Move him into the sun–
Gently its touch awoke him once,
At home, whispering of fields unsown.
Always it woke him, even in France,
Until this morning and this snow.
If anything might rouse him now
The kind old sun will know.
Think how it wakes the seeds,–
Woke, once, the clays of a cold star.
Are limbs, so dear-achieved, are sides,
Full-nerved– still warm,– too hard to stir?

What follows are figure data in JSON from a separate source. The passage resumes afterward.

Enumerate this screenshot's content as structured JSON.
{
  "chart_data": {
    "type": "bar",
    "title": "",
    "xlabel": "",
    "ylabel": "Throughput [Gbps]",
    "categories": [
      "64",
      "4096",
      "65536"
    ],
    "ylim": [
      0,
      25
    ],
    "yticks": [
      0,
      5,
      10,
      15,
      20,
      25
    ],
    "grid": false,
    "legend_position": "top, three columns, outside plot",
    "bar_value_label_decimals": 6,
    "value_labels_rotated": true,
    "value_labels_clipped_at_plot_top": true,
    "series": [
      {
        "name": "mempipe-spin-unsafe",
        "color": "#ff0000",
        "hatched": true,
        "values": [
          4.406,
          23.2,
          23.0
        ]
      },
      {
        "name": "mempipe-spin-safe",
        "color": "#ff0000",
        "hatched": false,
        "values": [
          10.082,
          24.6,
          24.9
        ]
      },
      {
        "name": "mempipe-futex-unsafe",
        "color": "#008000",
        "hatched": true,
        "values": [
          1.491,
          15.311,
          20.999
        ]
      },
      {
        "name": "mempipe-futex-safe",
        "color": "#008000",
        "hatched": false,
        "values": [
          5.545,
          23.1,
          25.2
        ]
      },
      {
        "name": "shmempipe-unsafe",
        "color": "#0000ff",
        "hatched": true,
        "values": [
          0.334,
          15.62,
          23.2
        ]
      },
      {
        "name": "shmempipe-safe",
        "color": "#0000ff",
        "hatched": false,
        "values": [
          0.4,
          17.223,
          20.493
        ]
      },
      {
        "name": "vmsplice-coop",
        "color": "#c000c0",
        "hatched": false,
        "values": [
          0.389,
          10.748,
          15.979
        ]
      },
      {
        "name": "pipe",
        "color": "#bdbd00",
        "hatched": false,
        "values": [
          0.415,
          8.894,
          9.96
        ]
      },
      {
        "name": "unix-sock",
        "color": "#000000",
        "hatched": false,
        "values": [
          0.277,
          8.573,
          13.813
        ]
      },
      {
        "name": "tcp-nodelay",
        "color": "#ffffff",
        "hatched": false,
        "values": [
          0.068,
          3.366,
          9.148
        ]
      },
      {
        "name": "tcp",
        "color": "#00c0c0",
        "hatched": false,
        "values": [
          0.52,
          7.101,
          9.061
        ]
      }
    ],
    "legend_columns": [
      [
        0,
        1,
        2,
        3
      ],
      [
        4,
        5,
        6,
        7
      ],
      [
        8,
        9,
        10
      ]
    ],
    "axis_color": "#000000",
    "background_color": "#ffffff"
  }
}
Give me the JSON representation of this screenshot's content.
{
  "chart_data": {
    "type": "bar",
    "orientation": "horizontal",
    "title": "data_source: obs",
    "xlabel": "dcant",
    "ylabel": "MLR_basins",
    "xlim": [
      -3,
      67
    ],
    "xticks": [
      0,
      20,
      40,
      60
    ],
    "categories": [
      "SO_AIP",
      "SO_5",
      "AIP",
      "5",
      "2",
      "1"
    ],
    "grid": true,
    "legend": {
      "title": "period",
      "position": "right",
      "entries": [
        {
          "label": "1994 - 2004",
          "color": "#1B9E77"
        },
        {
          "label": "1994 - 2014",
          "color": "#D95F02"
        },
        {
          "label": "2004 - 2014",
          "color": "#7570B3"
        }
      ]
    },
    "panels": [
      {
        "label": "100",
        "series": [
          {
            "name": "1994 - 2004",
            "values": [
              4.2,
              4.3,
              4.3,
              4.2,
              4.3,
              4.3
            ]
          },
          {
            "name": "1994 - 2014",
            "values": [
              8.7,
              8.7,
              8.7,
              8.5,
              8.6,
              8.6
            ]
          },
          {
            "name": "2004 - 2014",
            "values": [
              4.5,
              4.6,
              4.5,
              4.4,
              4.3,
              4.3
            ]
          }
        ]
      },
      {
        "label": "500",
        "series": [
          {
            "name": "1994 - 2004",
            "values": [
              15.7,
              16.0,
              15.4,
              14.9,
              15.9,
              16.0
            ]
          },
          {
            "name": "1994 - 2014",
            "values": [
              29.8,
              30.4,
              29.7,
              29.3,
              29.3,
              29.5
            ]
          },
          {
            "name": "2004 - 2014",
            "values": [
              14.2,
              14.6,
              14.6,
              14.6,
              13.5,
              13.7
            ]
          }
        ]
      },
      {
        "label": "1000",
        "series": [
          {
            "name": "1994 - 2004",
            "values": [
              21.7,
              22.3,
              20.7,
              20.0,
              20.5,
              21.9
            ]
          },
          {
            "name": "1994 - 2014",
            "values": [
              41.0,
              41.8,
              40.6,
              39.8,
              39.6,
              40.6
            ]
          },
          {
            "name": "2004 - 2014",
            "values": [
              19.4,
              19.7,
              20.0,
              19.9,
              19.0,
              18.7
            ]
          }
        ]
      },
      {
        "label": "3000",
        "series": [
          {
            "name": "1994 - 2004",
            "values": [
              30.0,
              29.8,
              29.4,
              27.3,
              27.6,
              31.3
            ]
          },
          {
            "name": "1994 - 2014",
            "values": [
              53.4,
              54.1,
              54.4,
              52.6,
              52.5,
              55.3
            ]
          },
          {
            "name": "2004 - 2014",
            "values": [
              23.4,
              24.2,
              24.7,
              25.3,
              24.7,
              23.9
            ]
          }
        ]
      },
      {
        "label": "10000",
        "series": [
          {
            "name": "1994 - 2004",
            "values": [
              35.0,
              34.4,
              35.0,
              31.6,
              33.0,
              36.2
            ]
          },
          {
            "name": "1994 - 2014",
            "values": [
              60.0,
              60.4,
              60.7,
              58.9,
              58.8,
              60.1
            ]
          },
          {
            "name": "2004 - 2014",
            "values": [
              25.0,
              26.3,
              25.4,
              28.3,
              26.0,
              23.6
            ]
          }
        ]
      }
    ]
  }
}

Was it for this the clay grew tall?
— O what made fatuous sunbeams toil
To break earth’s sleep at all?
I love the crisp last line- “What made fatuous sunbeams toil/To break earth’s sleep at all?” If the sun had taken so much effort to bring to life the seeds in his home and wake the earth and now the young soldier again and again, why does he not wake him now from his sleep? The questions are asked with the full knowledge of their futility. Because the sunbeams are “fatuous”,silly and dense enough to work without purpose. Nature makes its beautiful works and when they are destroyed, hardly cares to restore them to their life.
The futility of human existence is brought home beautifully in the way the sun has dealt with the soldier at different points of time. Its touch awoke him once, at home It always woke him , even in France. Until this morning and this snow. The limbs of the soldier are so dear-achieved. Why has nature now abandoned this exquisite piece of its work?